The 15.7 million unemployed Americans are certainly not a limited resource — although they are a depleting resource the longer they stay unemployed. And unemployed they will remain in the absence of increased spending. So where does that spending come from?
At a recent symposium, Intel boss Paul Otellini, a contributor to both parties, expressed concern about the “amount of variability in the system” created by the state of policy flux in healthcare, energy and tax policy. “It is very difficult to make a hiring decision,” he said. General Electric chief executive Jeffery Immelt, added he would just like to “know what the rules are.” Fair enough. A business, unlike a government, does face external funding constraints.
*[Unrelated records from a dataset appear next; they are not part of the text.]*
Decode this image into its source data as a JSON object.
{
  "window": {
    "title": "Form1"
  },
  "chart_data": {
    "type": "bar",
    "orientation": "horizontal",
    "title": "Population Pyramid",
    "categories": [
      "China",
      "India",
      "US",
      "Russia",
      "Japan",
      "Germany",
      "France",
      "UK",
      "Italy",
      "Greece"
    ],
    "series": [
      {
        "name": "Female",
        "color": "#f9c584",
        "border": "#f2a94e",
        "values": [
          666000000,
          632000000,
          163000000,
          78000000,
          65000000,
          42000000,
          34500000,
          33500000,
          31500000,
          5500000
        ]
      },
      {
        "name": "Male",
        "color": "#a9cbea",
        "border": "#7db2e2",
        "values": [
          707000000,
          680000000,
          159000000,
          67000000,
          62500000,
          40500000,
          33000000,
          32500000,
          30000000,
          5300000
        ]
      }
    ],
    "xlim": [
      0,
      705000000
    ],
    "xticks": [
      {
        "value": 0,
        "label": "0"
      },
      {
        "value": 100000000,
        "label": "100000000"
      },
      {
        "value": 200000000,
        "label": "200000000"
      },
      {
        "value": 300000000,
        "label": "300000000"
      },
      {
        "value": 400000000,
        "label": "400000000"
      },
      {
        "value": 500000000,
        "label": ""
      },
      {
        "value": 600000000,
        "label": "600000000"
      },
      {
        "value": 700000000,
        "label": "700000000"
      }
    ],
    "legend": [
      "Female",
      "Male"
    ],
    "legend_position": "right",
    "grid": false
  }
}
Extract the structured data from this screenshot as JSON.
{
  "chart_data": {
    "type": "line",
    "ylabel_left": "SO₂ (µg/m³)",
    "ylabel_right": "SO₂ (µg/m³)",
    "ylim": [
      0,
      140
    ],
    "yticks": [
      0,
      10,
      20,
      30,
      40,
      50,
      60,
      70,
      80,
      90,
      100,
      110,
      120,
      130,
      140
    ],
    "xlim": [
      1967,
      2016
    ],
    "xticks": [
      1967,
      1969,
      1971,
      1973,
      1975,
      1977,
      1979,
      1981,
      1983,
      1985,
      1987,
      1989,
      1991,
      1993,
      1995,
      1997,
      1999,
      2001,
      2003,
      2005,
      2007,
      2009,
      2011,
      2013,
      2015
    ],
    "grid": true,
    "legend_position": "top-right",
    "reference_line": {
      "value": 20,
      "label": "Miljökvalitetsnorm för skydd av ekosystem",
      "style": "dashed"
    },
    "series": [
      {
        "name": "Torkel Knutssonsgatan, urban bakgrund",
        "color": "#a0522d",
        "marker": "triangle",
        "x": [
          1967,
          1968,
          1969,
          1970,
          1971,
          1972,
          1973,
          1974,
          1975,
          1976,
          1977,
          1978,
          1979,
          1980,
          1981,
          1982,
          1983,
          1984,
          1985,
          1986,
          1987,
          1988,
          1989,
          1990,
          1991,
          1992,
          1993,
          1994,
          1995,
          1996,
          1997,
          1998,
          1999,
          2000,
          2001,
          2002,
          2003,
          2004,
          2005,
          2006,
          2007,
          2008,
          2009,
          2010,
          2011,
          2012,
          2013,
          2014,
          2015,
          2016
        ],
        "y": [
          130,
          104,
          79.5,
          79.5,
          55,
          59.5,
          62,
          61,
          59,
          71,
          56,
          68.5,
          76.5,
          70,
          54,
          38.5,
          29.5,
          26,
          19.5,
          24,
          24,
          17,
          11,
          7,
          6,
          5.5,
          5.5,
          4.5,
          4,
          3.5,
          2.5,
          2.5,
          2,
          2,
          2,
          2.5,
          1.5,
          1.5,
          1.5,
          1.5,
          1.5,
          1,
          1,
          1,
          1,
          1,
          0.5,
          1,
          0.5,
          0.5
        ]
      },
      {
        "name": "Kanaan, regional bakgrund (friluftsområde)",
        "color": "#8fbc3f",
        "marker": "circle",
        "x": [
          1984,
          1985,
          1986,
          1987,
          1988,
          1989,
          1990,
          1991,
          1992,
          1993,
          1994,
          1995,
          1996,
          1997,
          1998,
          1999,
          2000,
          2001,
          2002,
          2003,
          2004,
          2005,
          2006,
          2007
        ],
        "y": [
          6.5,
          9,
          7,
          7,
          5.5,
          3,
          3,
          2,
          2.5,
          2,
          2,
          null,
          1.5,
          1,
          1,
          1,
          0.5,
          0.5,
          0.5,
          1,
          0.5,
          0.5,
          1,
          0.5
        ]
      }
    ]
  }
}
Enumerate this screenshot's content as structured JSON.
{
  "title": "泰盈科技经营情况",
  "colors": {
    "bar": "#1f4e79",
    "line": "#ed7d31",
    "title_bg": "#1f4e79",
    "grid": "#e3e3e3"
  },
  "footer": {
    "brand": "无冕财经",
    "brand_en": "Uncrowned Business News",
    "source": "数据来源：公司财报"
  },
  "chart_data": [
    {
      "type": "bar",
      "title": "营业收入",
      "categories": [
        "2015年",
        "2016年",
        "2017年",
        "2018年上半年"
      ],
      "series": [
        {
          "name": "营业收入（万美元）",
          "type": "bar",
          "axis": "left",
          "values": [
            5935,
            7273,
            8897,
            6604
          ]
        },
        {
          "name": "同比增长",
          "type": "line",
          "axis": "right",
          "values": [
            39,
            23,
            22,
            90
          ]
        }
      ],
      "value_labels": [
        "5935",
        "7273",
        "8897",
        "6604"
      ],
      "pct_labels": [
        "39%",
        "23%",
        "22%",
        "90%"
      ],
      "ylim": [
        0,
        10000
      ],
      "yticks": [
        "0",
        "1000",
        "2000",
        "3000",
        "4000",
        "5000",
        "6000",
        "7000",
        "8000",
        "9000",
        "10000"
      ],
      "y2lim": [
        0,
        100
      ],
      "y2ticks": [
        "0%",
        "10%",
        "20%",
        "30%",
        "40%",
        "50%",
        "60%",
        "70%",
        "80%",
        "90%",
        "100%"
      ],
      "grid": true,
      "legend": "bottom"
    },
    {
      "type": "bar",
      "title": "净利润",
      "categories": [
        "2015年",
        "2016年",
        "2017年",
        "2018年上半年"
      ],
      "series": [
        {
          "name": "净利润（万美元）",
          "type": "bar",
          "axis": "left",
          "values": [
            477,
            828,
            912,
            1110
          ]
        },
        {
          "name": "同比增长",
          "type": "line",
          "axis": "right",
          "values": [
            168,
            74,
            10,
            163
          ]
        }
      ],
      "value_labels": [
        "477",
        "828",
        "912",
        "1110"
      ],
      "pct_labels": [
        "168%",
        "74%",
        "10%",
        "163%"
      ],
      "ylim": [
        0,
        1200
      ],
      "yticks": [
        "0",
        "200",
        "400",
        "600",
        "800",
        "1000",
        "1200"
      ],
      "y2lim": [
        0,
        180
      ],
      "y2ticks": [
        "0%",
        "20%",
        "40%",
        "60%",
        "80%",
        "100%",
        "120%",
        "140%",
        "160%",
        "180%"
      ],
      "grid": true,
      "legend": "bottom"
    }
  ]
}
Get a decision wrong and the business cannot compensate by creating more currency. The problem is that income growth is dependent on aggregate demand (spending) growth. If spending growth falters, then output and income growth falters and the capacity to save by the private sector is compromised.
But the government doesn’t have to wait. A sovereign issuer of its own currency has all the capacity it needs. The budget deficits (net public spending) can maintain growth in demand to keep income growing and hence support private saving. Budget deficits should aim to fill in that “hole in private savings” and not allow aggregate demand to “fall through it”, which would lead to income and employment collapses. Government spending has to rise so as to ensure that firms are willing to maximize the use of their productive capacity, which in turn generates further employment. You don’t need a job summit to figure that one out, Mr. President.
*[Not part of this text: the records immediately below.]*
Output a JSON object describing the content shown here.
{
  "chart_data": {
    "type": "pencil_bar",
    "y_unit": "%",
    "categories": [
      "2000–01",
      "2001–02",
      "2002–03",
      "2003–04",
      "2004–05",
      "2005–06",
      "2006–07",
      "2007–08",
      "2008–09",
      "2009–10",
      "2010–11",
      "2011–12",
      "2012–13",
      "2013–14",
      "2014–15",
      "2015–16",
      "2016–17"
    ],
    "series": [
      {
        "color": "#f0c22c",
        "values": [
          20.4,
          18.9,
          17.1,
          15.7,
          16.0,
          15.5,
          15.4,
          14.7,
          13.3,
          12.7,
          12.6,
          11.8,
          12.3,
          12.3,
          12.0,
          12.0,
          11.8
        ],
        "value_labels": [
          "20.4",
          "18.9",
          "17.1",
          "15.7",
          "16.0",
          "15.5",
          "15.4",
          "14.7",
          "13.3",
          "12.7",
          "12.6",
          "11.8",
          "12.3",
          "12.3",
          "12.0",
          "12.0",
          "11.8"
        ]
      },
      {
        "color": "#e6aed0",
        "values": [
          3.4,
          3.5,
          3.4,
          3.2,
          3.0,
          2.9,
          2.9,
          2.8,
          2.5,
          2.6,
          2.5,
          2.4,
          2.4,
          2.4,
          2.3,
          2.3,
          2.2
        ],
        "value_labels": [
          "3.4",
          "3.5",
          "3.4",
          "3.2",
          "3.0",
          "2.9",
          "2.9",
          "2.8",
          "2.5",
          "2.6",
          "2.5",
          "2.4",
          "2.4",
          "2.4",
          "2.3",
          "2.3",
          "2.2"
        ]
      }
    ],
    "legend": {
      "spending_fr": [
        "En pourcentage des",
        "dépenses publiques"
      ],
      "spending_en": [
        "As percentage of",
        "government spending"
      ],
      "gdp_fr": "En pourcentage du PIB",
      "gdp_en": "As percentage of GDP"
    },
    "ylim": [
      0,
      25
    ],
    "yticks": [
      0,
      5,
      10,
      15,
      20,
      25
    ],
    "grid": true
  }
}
The only “resource deficiency” here is one of political courage.
The Obama Administration continues to fantasize that it can get away with creating Potemkin prosperity of levitating asset prices via trillions of dollars of financial guarantees to Wall Street in lieu of deploying fiscal resources needed to lay the groundwork for the real thing.
If the President really believed that the government’s capacity was genuinely limited, then why bother holding a jobs summit at all? Or, at the very least, why not hold it in China, so that our Chinese “bankers”, who allegedly “fund” government expenditures, can vet each program and then decide whether they will continue to “finance” us. What’s next? Declaring wars only in times of national budget surpluses when we can “afford” to go to war?
You can see where the President’s incoherence leads. Our problem is a lack of jobs, not a lack of resources. The solution is more government spending. The only unemployment increase worth applauding would be the sacking of the President’s entire economics team, all of whom persistently regurgitate deficit myths that constrain output and employment and prevent us from recouping genuine prosperity.